An excellent method to actively listen to employees is to implement an employee referral program. An employer may encourage employees to refer qualified applicants for open positions. In this way, the employer acknowledges that employees comprise one of the best sources of new talent, and that their opinions are valued.

At a time of the employer’s discretion (say, after the new hire’s one-year anniversary), the employer may then reward the referring employee with a bonus for the new hire recommendation.

The practice also encourages employees to regularly peruse internal postings, perhaps noticing a good lateral, stretch or advancement opportunity that would further or enhance their own careers.

Of course, to ensure fairness, an employer should not overly rely on an employee referral system for hiring candidates at the expense of greater diversity, or if the practice results in failing to consider qualified candidates with protected characteristics.

5. Emphasizing Fairness and Trust

When employees perceive fairness in an organization’s practices, they tend to be more satisfied in their existing roles, and will also begin to stretch (or consider stretching) into different challenges.

Deep, meaningful development conversations cannot happen in an atmosphere of mistrust.
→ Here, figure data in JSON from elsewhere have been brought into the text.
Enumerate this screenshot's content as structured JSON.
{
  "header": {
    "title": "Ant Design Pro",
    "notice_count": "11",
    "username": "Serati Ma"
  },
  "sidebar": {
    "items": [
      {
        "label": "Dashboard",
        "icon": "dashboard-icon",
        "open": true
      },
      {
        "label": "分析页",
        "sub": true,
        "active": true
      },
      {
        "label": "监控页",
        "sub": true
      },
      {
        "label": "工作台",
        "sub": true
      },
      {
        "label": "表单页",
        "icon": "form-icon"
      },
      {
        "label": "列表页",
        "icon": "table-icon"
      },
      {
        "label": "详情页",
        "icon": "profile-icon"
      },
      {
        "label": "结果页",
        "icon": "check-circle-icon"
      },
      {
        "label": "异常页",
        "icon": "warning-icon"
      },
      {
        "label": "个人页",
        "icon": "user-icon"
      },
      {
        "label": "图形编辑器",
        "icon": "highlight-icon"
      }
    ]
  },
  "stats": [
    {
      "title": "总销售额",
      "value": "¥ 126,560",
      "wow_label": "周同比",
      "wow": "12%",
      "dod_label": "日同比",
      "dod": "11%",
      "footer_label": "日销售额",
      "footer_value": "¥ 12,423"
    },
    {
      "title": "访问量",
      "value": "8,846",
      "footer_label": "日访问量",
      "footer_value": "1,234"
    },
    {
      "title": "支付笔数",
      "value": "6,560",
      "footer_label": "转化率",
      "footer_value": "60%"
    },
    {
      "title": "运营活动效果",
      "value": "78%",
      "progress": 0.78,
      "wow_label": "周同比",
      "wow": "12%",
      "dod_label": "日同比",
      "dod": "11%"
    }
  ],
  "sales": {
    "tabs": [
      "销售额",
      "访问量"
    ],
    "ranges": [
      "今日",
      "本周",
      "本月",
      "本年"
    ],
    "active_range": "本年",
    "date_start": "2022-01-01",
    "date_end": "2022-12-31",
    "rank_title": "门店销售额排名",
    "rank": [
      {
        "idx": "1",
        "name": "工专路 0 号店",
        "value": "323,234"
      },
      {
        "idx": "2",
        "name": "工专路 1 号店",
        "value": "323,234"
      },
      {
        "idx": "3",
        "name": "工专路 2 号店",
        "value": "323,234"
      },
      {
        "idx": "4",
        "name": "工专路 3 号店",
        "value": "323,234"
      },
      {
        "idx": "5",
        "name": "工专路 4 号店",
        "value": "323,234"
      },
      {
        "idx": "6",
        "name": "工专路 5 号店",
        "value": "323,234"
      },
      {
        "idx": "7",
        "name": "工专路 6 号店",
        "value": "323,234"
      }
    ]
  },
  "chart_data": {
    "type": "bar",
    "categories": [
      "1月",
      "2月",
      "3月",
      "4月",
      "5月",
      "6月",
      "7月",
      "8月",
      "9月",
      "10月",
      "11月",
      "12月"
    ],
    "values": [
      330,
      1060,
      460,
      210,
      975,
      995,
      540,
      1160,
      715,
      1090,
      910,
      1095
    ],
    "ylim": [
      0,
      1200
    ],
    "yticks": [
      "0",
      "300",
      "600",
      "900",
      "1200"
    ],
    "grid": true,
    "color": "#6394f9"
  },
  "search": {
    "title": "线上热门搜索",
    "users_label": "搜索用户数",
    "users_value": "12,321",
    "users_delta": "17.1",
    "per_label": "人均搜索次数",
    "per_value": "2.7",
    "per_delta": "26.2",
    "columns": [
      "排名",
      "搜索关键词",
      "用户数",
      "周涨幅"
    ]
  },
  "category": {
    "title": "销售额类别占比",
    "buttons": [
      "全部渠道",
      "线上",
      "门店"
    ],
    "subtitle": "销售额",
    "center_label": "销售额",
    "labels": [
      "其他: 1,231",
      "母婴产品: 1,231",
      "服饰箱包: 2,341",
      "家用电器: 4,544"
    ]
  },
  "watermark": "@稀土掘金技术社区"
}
An employee needs to feel comfortable in reaching for new heights, knowing that the organization will provide support and assistance with any new endeavors.

Therefore, an employer should invest in company-wide initiatives that emphasize growth, such as implementing individual employee development plans and holding employees and supervisors accountable for their own individual aspects of the career development journey (e.g., employees share their interests and strengths, and supervisors guide employees to possible projects and provide feedback).

A career development opportunity cannot be a guise for failure or frustration. If it is, affected employees and their peers will take note and abandon any plans to stretch or grow within the organization.

Instead, the workers will be looking for growth outside the company as quickly as an opportunity presents itself. And they’ll probably share their experiences with others, potentially hurting an employer’s brand.